Air India’s TaxiBots To Increase Sustainability In The Aviation Sector

Air India’s Commitment to Sustainability in Alignment with Aviation Industry’s Push for Net Zero Carbon Emissions by 2050

As concerns about the sustainability in the aviation sector increase, Air India, a Tata Sons company, has announced the implementation of eco-friendly taxiing using robot tractors, or TaxiBots, at the airports in Delhi and Bengaluru for some of its Airbus A320 family of planes. Over the course of three years, this action is anticipated to reduce fuel usage by roughly 15,000 tonnes.

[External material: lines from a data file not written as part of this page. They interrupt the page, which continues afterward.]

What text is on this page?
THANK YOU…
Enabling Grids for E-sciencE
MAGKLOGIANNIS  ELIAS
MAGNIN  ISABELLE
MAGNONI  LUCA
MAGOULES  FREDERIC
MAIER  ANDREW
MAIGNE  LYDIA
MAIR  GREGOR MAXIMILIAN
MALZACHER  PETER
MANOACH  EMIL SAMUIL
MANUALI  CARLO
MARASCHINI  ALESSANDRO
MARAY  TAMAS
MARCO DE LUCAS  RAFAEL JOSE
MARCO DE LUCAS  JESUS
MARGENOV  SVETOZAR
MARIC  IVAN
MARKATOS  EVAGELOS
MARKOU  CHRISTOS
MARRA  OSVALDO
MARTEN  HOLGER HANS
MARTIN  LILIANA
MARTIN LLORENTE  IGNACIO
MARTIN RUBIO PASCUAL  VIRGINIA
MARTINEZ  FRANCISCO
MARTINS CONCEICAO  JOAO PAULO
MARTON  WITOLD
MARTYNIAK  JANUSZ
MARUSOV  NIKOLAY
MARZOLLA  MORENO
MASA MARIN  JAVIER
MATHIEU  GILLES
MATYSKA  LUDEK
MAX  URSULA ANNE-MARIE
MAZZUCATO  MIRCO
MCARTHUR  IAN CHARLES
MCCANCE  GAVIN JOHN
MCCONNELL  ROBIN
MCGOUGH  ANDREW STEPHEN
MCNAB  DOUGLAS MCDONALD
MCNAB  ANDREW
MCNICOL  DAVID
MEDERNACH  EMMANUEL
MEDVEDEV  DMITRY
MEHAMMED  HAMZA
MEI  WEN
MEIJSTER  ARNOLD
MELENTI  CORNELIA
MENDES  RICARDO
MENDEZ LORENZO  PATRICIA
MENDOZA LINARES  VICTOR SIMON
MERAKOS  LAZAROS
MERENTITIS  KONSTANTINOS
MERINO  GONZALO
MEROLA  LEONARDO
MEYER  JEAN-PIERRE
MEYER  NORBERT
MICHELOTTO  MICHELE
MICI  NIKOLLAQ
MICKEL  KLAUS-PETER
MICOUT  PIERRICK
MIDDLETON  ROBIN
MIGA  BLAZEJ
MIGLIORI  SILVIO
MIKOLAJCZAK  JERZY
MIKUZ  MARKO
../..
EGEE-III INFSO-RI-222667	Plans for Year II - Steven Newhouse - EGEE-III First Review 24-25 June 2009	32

By switching to TaxiBot operations in the nation, Air India joins other Indian airlines like AirAsia India, Air India Express, and SpiceJet as well as cargo airlines BlueDart and Amazon Prime Air. Israel Aerospace Industries created the TaxiBot and TLD of France produced it. KSU Aviation, a solutions provider, has introduced TaxiBots to Indian airports.

What is a TaxiBot?

The TaxiBot is a semi-robotic towing tractor that is controlled by an airline pilot. When attached to the aircraft, it acts as an extension of the aircraft’s nose landing gear and tows the aircraft close to the takeoff point without running engines. This results in reduced fuel consumption, carbon emissions, noise levels, and costs for airlines.

How Are TaxiBots Eco-Friendly?

The savings from using TaxiBots are significant. One TaxiBot mission is estimated to save 200 kg or 240 liters of Aviation Turbine Fuel, which translates to a cost-saving of ₹23,592 ($316) for an airline for every taxing event, considering the current fuel rate of ₹98.3 per liter, as explained by Ashwani Khanna, founder of KSU Aviation. Additionally, each taxiing operation with a TaxiBot can help save 625 kg of CO2, as 1 kg of ATF results in 3.6 kg of CO2 emissions.

“As a responsible airline, Air India is constantly looking for ways to improve sustainability and manage our carbon footprint,” said Air India CEO Campbell Wilson in a press statement. He added that the collaboration with KSU Aviation would allow them to assess the capabilities of TaxiBots and consider implementing the initiative across Air India’s subsidiaries and other airports.

Currently, KSU Aviation has three TaxiBots, with two deployed in Delhi and one in Bengaluru. Each TaxiBot can carry out 18-20 taxiing missions in a day, and KSU Aviation is planning to add two more tractors to its fleet soon. The company is also in talks with the Airports Authority of India for TaxiBot operations at Chennai and Kolkata airports, and trials with BlueDart’s Boeing 757 have been conducted with certifications from Boeing awaited.

The Bottomline

Air India’s announcement comes at a time when there is a global push for sustainability initiatives in the aviation industry. The International Air Transport Association (IATA), of which Air India, SpiceJet, and IndiGo are members, has pledged to reach a net zero carbon emissions target by 2050. This aligns with the objectives of the Paris Agreement to limit global warming to 1.5°C, and the commitment to the decarbonization of aviation as part of the Long Term Aspirational Goal (LTAG) on climate at the 41st Assembly of the International Civil Aviation Organization (ICAO) in October 2022.